Deep learning-based outcome prediction using PET/CT and automatically predicted probability maps of primary tumor in patients with oropharyngeal cancer.

BACKGROUND AND OBJECTIVE: Recently, deep learning (DL) algorithms showed to be promising in predicting outcomes such as distant metastasis-free survival (DMFS) and overall survival (OS) using pre-treatment imaging in head and neck cancer. Gross Tumor Volume of the primary tumor (GTVp) segmentation is used as an additional channel in the input to DL algorithms to improve model performance. However, the binary segmentation mask of the GTVp directs the focus of the network to the defined tumor region only and uniformly. DL models trained for tumor segmentation have also been used to generate predicted tumor probability maps (TPM) where each pixel value corresponds to the degree of certainty of that pixel to be classified as tumor. The aim of this study was to explore the effect of using TPM as an extra input channel of CT- and PET-based DL prediction models for oropharyngeal cancer (OPC) patients in terms of local control (LC), regional control (RC), DMFS and OS.

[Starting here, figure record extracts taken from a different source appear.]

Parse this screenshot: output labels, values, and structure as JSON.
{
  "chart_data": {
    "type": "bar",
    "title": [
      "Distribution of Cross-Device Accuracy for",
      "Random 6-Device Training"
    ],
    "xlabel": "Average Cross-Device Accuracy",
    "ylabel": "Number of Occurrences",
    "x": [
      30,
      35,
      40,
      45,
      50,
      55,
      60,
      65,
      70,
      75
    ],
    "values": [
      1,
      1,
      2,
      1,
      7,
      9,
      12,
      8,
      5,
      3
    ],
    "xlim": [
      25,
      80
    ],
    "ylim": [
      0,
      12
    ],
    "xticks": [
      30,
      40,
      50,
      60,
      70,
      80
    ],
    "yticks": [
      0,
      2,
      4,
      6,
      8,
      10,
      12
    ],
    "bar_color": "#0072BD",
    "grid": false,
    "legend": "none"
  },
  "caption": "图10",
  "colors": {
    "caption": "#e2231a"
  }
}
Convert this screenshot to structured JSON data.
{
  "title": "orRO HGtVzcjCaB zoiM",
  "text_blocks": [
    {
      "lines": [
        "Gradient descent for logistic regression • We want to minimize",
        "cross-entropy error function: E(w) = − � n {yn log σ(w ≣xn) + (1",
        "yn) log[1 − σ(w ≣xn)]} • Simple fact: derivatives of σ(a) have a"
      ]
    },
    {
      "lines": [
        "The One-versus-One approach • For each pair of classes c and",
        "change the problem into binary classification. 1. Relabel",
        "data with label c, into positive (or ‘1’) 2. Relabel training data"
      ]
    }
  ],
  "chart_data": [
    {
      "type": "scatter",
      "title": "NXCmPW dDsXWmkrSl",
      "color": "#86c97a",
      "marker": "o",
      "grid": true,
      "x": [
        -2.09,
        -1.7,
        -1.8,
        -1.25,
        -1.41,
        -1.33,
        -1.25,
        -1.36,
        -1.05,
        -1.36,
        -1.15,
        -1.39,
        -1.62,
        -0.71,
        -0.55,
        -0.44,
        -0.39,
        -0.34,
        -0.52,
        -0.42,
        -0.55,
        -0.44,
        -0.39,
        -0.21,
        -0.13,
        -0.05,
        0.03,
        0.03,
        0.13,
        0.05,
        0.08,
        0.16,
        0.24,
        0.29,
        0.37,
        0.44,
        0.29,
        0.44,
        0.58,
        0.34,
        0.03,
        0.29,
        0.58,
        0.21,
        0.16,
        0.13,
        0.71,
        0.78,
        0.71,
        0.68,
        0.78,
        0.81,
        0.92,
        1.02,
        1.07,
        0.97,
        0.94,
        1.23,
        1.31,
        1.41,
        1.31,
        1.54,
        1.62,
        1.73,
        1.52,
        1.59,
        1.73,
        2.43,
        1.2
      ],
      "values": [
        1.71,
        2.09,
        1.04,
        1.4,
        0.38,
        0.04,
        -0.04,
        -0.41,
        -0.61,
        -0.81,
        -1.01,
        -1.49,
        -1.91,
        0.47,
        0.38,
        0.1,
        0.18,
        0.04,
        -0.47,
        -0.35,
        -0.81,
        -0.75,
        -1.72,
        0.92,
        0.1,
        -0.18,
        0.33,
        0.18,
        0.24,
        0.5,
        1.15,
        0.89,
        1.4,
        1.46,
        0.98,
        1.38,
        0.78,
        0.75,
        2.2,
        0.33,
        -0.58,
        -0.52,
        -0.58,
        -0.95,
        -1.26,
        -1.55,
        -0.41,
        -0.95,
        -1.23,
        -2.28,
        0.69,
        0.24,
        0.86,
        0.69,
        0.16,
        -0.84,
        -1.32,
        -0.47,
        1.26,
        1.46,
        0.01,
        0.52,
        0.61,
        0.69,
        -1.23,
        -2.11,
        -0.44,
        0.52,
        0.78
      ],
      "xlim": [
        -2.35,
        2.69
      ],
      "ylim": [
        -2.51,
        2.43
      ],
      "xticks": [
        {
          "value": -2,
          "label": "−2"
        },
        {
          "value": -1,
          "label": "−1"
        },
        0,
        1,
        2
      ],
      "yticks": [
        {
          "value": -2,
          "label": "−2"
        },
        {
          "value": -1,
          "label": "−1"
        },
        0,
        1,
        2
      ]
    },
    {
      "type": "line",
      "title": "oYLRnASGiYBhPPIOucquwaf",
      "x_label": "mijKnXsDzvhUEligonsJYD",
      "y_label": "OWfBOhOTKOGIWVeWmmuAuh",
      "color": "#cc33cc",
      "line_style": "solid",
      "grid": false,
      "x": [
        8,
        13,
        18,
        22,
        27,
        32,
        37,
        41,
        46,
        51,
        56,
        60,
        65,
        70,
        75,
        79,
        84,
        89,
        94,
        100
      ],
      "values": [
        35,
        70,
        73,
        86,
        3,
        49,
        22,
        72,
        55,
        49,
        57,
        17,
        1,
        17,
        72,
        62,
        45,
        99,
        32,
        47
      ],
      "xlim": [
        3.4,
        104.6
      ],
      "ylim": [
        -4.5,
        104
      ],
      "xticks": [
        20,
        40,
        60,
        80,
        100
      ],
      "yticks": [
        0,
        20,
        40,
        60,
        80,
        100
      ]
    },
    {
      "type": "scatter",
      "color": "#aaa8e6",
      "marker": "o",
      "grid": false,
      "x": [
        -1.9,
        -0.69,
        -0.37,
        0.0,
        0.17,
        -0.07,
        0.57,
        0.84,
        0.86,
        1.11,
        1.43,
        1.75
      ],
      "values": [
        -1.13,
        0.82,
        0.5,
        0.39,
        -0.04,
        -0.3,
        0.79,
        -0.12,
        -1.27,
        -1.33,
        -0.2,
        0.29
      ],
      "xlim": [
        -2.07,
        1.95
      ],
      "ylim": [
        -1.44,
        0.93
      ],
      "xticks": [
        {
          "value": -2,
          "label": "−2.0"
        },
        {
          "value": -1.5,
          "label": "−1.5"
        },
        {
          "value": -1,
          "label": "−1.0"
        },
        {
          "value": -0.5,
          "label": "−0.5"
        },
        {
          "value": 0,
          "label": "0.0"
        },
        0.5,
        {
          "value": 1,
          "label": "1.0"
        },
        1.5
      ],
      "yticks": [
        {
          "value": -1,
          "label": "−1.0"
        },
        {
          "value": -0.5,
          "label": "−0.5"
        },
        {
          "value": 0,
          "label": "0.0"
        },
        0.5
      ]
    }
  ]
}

METHODS: We included 399 OPC patients from our institute that were treated with definitive (chemo)radiation. For each patient, CT and PET scans and GTVp contours, used for radiotherapy treatment planning, were collected. We first trained a previously developed 2.5D DL framework for tumor probability prediction by 5-fold cross validation using 131 patients. Then, a 3D ResNet18 was trained for outcome prediction using the 3D TPM as one of the possible inputs. The endpoints were LC, RC, DMFS, and OS. We performed 3-fold cross validation on 168 patients for each endpoint using different combinations of image modalities as input. The final prediction in the test set (100) was obtained by averaging the predictions of the 3-fold models. The C-index was used to evaluate the discriminative performance of the models.

RESULTS: The models trained replacing the GTVp contours with the TPM achieved the highest C-indexes for LC (0.74) and RC (0.60) prediction. For OS, using the TPM or the GTVp as additional image modality resulted in comparable C-indexes (0.72 and 0.74).

CONCLUSIONS: Adding predicted TPMs instead of GTVp contours as an additional input channel for DL-based outcome prediction models improved model performance for LC and RC.